Dans cette hypothèse, les compagnies d'assurance pourraient alors prendre en charge les conséquences économiques de la défaillance du débiteur de l'obligation contractuelle et il n'y aura plus d'hésitation sur le fait que le CORONAVIRUS constitue bien un cas de force majeure.
Le droit françois a également prévu les conséquences contractuelles des évènements imprévisibles.
- L'imprévision
Aux termes de l’Article 1195 du Code Civil :
« Si un changement de circonstances imprévisible lors de la conclusion du contrat rend l’exécution excessivement onéreuse pour une partie qui n’avait pas accepté d’en assumer le risque, celle-ci peut demander une renégociation du contrat à son cocontractant. Elle continue à exécuter ses obligations durant la renégociation.

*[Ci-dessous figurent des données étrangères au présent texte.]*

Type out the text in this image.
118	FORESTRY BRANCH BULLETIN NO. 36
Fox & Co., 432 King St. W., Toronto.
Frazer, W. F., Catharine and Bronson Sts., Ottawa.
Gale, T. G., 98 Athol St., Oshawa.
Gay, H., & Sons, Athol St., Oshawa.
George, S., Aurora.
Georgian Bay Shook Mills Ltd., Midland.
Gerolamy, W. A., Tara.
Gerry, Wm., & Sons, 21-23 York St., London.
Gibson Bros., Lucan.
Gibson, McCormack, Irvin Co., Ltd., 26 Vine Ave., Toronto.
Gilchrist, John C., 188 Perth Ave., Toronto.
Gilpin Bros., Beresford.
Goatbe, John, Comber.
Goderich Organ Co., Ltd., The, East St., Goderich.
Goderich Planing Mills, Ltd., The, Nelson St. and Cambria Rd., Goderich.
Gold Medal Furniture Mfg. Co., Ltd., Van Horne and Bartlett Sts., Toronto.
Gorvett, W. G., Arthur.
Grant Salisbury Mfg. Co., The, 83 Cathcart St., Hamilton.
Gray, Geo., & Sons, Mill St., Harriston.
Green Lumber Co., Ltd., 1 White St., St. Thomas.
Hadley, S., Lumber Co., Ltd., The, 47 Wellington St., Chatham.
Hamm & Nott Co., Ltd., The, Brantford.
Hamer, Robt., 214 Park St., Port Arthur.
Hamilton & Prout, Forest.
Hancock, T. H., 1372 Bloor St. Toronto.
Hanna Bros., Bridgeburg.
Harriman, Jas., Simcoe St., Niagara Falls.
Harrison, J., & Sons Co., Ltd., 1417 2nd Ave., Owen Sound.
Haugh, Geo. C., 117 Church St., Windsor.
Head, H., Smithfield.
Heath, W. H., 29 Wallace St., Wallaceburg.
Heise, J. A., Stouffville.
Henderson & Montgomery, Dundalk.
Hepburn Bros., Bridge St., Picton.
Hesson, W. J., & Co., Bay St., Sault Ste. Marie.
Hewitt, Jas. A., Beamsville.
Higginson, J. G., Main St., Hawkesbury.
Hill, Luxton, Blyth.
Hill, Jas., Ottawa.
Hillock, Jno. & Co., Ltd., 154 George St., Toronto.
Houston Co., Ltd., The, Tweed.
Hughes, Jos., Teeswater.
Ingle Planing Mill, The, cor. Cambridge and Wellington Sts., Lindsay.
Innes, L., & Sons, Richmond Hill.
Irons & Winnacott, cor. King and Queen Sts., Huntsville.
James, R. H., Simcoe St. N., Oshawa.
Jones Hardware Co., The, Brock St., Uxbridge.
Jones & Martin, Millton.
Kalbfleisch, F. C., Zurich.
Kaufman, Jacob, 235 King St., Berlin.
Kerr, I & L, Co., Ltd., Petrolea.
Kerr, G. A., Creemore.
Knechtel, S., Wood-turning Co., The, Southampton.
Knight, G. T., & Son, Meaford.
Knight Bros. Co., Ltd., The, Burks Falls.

En cas de refus ou d’échec de la renégociation, les parties peuvent convenir de la résolution du contrat, à la date et aux conditions qu’elles déterminent, ou demander d’un commun accord au juge de procéder à son adaptation. A défaut d’accord dans un délai raisonnable, le juge peut, à la demande d’une partie, réviser le contrat ou y mettre fin, à la date et aux conditions qu’il fixe ».
L'imprévision se distingue de la force majeure en ce qu'elle n'empêche pas l'exécution du contrat, mais la rend excessivement onéreuse.
A n’en pas douter, l’épidémie pourrait parfaitement entrer là aussi, dans un cas d’imprévision, permettant aux parties de renégocier leur contrat, le temps que dure la situation de crise.
Il est clair cependant que les parties auront intérêt à soigner la rédaction des clauses d’imprévision, en aménageant les conditions de la négociation.
Une attention particulière devrait alors être portée sur la cohérence et l’articulation entre les dispositions prévues à la clause de force majeure, et celles prévues à la clause d’imprévision.
Keep care !
ACTUALISATION AU 15 MAI 2020:
A noter. Le gouvernement a mis en place plusieurs mécanismes de report des délais qui arrivent à échéance pendant la période d’urgence sanitaire. Il s’agit principalement des délais prévus par la loi ou le règlement, encore des clauses pénales et astreinte, ou encore des délais de résiliation ou dénonciation d’un contrat. Pour tous les délais qui ne rentrent pas dans l’une des catégories pour lequel un mécanisme de report a été prévu (par exemple les délais prévus par le contrat pour régler une somme d’argent), la question de la force majeure peut se poser.
Le Ministre de l’Economie et des Finances a annoncé, à propos de l’exécution des marchés publics, que le Coronavirus sera considéré comme un cas de force majeure pour les entreprises. La question se pose toutefois de l’application de la force majeure dans le cadre des relations commerciales entre entreprises privées, au regard des conditions prévues dans les contrats de droit privé.
- Irrésistibilité : l’application de la force majeure s’appréciera au regard des solutions alternatives qui ont ou auraient pu raisonnablement être mises en place afin d’assurer une continuité de service, de production, de livraison, etc. ; notez que, dans le cas du Coronavirus, les différentes mesures économiques mises en place par le Gouvernement (report du paiement des charges, accompagnement financier, etc.) pourraient être qualifiées de solutions alternatives. Il faudra donc prouver que les mesures sanitaires ont empêché le débiteur de l’obligation de la réaliser, ce qui ne sera pas forcement le cas de celles qui peuvent être effectuées à distance.
Concernant la maladie. La survenance d’une maladie n’est pas à elle seule un cas de force majeure. Encore faut-il prouver qu’elle est imprévisible lors du contrat et qu’elle rend impossible son exécution.